Public Health England (PHE) is an executive agency of the Department of Health and Social Care in the United Kingdom that began operating on 1 April 2013. Its formation came as a result of reorganisation of the National Health Service (NHS) in England outlined in the Health and Social Care Act 2012. It took on the role of the Health Protection Agency, the National Treatment Agency for Substance Misuse and a number of other health bodies.
PHE's mission is "to protect and improve the nation’s health and to address inequalities". It employs 5,000 staff (full-time equivalent), who are mostly scientists, researchers and public health professionals. It announced plans to move its headquarters and 2,750 staff to Harlow on a former GlaxoSmithKline site in 2017.
Initially, aside from back office functions such as personnel and finance or management functions such as strategy and programme management, PHE has the following divisions:
Duncan Selbie is the Chief Executive.
PHE took over the responsibility for Be Clear on Cancer campaigns after it was created in the Health and Social Care Act 2012. Campaigns have been run on Lung Cancer, Bowel Cancer, Oesophago-gastric and Kidney & Bladder Cancer.

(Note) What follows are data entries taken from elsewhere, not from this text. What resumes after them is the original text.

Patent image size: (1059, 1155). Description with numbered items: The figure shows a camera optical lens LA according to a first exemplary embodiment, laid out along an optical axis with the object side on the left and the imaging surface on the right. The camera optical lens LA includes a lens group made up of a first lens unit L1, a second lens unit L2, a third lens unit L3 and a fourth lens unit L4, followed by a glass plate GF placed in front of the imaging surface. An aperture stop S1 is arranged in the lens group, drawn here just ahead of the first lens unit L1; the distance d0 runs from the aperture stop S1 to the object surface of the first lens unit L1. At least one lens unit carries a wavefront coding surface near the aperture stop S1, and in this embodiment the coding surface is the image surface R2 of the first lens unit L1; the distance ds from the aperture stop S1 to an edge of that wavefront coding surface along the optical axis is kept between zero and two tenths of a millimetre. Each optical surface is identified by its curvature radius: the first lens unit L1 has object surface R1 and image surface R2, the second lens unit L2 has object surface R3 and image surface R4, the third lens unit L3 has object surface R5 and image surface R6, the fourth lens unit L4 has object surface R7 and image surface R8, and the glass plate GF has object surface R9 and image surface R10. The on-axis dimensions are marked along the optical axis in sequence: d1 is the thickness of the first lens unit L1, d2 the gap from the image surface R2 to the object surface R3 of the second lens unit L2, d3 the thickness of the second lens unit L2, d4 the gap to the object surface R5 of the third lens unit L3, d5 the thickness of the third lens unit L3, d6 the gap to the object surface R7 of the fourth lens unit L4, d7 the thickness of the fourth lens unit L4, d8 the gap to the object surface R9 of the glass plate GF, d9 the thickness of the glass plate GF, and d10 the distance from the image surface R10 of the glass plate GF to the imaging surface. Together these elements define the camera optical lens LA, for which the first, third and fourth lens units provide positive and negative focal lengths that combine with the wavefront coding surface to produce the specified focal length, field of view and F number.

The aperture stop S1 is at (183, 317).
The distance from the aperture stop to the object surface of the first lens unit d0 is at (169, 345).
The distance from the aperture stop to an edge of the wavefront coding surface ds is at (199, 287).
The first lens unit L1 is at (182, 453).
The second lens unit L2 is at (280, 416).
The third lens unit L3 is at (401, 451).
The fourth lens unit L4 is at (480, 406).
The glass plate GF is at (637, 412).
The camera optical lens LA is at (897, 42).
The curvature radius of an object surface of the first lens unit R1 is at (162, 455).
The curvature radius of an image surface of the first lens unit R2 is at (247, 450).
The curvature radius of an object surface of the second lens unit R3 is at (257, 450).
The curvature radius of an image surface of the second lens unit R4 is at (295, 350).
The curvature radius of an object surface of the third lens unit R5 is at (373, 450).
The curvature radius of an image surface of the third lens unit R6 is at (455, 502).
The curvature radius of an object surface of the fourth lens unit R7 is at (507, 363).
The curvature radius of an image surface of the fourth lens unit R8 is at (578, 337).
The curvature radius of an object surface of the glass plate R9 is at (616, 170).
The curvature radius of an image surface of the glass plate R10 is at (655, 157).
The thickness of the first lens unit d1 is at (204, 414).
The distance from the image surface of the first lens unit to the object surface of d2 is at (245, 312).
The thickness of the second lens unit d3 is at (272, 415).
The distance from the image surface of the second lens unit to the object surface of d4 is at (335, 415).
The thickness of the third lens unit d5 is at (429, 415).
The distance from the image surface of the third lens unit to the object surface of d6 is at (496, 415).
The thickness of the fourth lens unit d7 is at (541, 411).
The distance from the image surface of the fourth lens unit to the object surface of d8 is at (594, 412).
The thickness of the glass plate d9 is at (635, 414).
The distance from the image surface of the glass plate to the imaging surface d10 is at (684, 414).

PHE is also responsible for Change4Life and ACT FAST.
In January 2014 it launched a new campaign against smoking called Smokefree Health Harms on television and billboards across England.

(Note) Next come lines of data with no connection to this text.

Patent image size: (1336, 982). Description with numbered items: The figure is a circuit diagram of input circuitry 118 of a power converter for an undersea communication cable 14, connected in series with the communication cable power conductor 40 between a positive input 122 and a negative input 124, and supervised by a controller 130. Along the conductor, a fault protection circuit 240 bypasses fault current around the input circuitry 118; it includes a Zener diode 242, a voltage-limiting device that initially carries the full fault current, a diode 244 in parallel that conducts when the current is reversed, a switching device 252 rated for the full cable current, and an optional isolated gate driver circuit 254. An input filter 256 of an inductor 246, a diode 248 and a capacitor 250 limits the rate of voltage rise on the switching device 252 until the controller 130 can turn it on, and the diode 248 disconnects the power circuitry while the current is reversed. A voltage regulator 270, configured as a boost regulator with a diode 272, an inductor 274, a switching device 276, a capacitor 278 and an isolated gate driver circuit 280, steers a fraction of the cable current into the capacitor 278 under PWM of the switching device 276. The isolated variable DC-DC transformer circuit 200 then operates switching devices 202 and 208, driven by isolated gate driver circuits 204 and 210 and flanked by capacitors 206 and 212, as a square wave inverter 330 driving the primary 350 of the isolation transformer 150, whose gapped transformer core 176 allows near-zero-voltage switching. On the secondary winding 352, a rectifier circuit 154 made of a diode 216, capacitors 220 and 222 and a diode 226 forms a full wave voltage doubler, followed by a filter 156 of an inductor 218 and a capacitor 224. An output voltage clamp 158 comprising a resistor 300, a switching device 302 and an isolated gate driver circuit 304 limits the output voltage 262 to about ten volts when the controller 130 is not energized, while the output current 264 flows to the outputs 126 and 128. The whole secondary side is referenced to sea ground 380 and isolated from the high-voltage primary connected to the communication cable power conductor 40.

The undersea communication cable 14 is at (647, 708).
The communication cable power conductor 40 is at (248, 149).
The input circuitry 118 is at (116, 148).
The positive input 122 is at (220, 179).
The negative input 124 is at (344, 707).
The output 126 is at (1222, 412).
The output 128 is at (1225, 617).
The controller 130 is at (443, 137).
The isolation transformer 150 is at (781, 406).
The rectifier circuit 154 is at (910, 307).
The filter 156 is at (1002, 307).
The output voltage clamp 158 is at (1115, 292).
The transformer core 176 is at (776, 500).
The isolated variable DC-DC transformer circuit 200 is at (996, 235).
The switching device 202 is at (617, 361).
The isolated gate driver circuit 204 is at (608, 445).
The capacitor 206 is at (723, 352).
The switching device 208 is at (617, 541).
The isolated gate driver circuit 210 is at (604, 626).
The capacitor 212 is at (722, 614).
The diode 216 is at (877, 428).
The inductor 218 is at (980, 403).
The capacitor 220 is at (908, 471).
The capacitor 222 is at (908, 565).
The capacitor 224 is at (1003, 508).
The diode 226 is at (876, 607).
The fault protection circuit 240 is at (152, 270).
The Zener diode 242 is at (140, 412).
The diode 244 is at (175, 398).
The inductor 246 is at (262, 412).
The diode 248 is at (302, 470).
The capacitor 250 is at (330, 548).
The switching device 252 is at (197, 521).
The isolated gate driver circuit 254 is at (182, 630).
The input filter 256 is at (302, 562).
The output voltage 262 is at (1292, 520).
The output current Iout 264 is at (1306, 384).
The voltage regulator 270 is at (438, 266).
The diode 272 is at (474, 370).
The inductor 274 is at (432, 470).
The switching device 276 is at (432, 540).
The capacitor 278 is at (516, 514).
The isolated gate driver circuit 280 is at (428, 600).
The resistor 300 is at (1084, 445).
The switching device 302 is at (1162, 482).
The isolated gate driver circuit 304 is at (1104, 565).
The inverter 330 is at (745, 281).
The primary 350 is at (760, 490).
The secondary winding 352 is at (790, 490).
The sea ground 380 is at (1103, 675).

Public Health England has been criticised for its underweighting of mental health within its overall resourcing and agenda; in 2011 the Royal College of Psychiatrists stated its concern that there appeared to be "few, or no, commitments or resources within either the Department of Health or Public Health England to take the public mental health agenda forward."

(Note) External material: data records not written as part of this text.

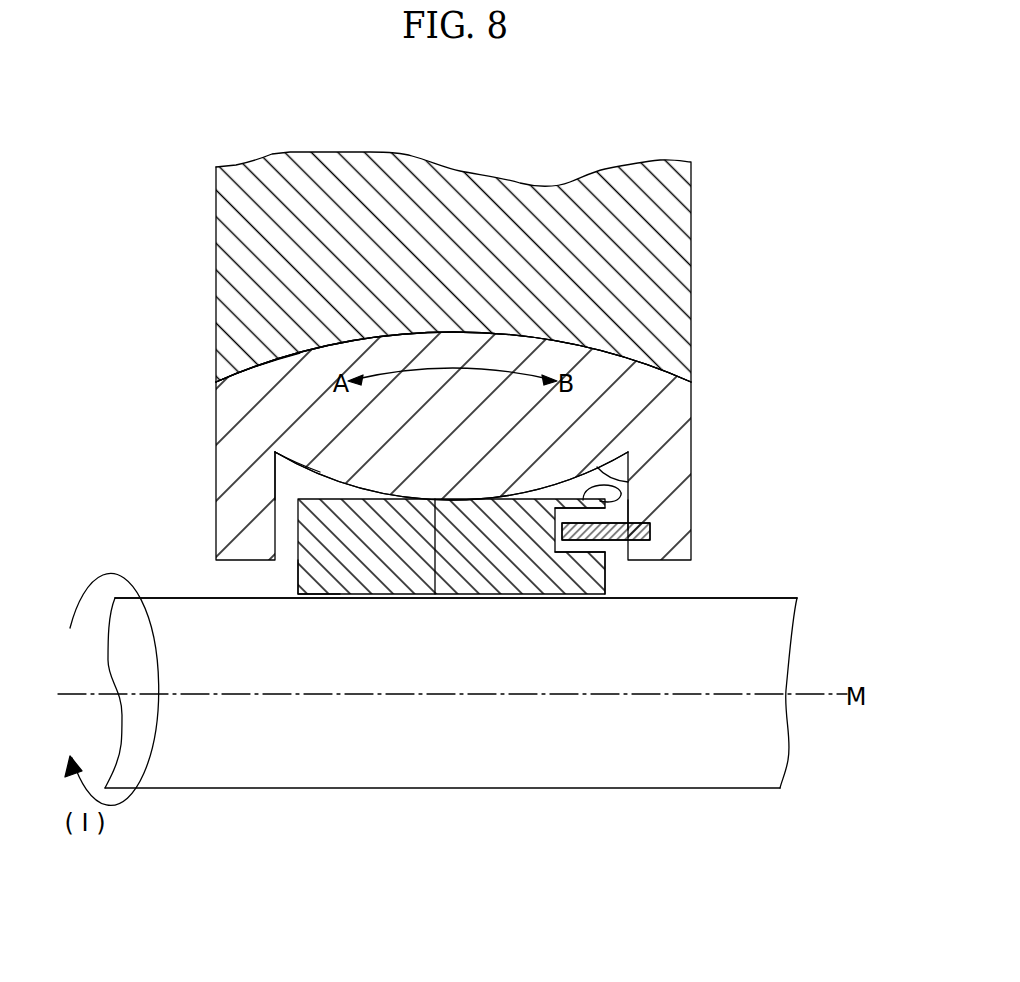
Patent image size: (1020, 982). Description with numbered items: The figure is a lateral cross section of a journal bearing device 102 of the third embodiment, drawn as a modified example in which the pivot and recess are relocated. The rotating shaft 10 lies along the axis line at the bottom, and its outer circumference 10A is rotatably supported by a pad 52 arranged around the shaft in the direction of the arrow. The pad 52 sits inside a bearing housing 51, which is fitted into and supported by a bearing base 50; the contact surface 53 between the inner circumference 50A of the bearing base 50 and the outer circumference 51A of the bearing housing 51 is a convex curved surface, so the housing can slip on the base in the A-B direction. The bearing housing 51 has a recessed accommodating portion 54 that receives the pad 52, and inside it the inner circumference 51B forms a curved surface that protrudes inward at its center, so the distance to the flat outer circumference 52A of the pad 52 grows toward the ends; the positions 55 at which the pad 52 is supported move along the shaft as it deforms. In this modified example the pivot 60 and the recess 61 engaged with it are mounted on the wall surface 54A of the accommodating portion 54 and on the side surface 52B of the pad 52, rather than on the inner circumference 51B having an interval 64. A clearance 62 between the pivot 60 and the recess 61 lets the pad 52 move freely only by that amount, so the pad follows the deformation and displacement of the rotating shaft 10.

The journal bearing device 102 is at (690, 128).
The bearing base 50 is at (680, 263).
The inner circumference of the bearing base 50A is at (666, 372).
The bearing housing 51 is at (222, 412).
The outer circumference of the bearing housing 51A is at (640, 358).
The inner circumference of the bearing housing 51B is at (628, 482).
The contact surface 53 is at (263, 352).
The accommodating portion 54 is at (300, 463).
The wall surface of the accommodating portion 54A is at (635, 505).
The interval 64 is at (288, 482).
The pad 52 is at (320, 577).
The outer circumference of the pad 52A is at (618, 488).
The side surface of the pad 52B is at (298, 572).
The positions at which the pads are supported 55 is at (435, 594).
The pivot 60 is at (650, 537).
The recess 61 is at (562, 540).
The clearance 62 is at (598, 547).
The rotating shaft 10 is at (758, 650).
The outer circumference of the rotating shaft 10A is at (735, 598).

The agency was criticised by Professor Martin McKee, in January 2014, who said that continuing health inequalities among London boroughs was a scandal and claimed coalition reforms had left it unclear who was supposed to analyse health data and tackle the problems highlighted.
The agency was criticised by Lancet for allegedly using weak evidence in a review of electronic cigarettes to endorse an estimate that e-cigarette use is 95% less hazardous than smoking. Lancet wrote "it is on this extraordinarily flimsy foundation that PHE based the major conclusion and message of its report". Lancet found this "raises serious questions not only about the conclusions of the PHE report, but also about the quality of the agency's peer review process."
Authors of the PHE report subsequently published a document clarifying that their endorsement of the 95% claim did not stand on the single study criticised in the Lancet, but on their broad review of toxicological evidence. The agency has also been criticised for "serious questions about transparency and conflicts of interest" regarding this review, that PHE's response "did not even begin to address the various relationships and funding connections" in question, and that this "adds to questions about the credibility of the organisation’s advice".
The integrity of Public Health England was recently thrown into question when a question in the House of Lords revealed that a position underpinning UK Government policy, namely "that well run and regulated modern municipal waste incinerators are not a significant risk to public health remains valid" was asserted in advance of the results having been obtained from a study commissioned by Public Health England to answer the question whether municipal waste incinerators did, in fact, constitute a significant risk to public health.